Written by: Jez Abbott
Published on: 16 Feb 2015
Category:

Richard Blyth

Earlier this month, a report urged the government to offer more incentives to councils in England to coax them into cooperating to meet housing need over wider areas such as city and county regions.

The document, by the Royal Town Planning Institute (RTPI), argued the duty to cooperate, introduced in the Localism Act, had not worked well enough in many areas.

Richard Blyth is RTPI head of policy, practice and research, and the report's co-author.

Why do governments get this issue so wrong?
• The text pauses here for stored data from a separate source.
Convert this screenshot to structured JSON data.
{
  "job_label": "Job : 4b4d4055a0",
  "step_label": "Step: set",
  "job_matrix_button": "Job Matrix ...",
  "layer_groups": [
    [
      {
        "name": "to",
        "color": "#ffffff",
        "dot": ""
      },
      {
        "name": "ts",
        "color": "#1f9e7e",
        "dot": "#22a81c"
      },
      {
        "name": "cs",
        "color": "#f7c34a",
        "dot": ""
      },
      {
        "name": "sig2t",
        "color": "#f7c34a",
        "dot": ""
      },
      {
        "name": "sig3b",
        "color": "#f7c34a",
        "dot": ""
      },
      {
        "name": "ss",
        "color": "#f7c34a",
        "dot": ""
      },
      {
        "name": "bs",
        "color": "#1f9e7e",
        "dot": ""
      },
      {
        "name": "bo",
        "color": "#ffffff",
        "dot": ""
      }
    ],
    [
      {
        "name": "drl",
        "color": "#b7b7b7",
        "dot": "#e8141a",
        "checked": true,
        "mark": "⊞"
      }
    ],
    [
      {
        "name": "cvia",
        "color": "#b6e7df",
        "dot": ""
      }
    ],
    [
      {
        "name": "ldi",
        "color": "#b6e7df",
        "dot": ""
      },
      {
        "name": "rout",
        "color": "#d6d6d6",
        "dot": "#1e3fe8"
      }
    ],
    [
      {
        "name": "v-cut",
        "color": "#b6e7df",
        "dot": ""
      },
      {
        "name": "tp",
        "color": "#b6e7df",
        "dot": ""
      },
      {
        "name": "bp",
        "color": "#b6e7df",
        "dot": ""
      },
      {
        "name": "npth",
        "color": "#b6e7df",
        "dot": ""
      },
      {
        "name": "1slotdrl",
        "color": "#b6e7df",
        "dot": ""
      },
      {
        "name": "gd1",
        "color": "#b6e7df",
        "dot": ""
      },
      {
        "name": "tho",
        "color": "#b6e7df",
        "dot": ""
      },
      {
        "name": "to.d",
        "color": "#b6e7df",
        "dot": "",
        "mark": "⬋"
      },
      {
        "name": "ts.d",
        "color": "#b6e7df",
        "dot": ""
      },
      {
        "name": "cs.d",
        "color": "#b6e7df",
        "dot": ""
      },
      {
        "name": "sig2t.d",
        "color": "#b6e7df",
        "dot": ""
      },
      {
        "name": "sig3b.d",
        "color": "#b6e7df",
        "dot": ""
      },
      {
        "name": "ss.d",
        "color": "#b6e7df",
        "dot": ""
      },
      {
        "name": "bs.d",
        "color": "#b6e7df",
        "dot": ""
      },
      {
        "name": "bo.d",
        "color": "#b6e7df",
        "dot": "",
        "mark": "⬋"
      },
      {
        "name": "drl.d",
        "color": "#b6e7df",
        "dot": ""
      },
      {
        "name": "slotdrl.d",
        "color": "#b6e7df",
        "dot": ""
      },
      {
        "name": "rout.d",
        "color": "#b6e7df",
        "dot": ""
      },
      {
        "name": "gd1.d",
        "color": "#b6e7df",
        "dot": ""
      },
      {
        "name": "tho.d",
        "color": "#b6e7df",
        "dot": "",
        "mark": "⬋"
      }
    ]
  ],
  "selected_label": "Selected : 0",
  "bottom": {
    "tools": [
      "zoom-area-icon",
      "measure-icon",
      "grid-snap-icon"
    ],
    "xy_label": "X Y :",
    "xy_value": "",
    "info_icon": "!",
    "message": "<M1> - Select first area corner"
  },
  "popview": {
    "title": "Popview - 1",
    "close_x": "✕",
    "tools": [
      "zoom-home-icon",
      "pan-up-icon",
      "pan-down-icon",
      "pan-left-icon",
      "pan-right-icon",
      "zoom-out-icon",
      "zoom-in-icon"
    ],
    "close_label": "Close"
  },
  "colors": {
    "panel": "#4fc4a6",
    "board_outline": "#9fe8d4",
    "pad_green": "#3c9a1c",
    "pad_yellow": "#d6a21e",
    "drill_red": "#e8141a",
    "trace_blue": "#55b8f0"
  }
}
I think the Labour government took a strong directional approach that if you establish structures everything would be fine while the coalition also got it wrong by supposing you could remove all the structures and say 'wouldn't it be good to do it this way'. There has to be something for all parties; just being told to take more housing because you should is not convincing to communities. Locals in a poorer part of Lille in northern France were convinced to take more housing because transport infrastructure would give them access to jobs across a wider area. It worked. 

What's the biggest block to change?

One of the biggest problems is getting government to realise housing and planning pressure is not the only or main domain of the communities department; it's for all the departments. A local will say 'I can't get to see my doctor', or 'I can't get my child into the local primary school, yet you're asking us to take 4,000 new homes'. The refusal of other secretaries of state to see their role is what stands in the way. 

Realistically can we expect positive change?

There is encouragement in the devolution agenda. It may be easier to join up all the different spending streams if you are doing it for, say, the Leeds area rather than across the whole of England. But one of the keys is co-ordination by consensus: people who resort to establishing some kind of super-body that rules the roost tend to succeed only in creating a public backlash. There are broad principals around co-operation that apply and should be taken up by a future UK government.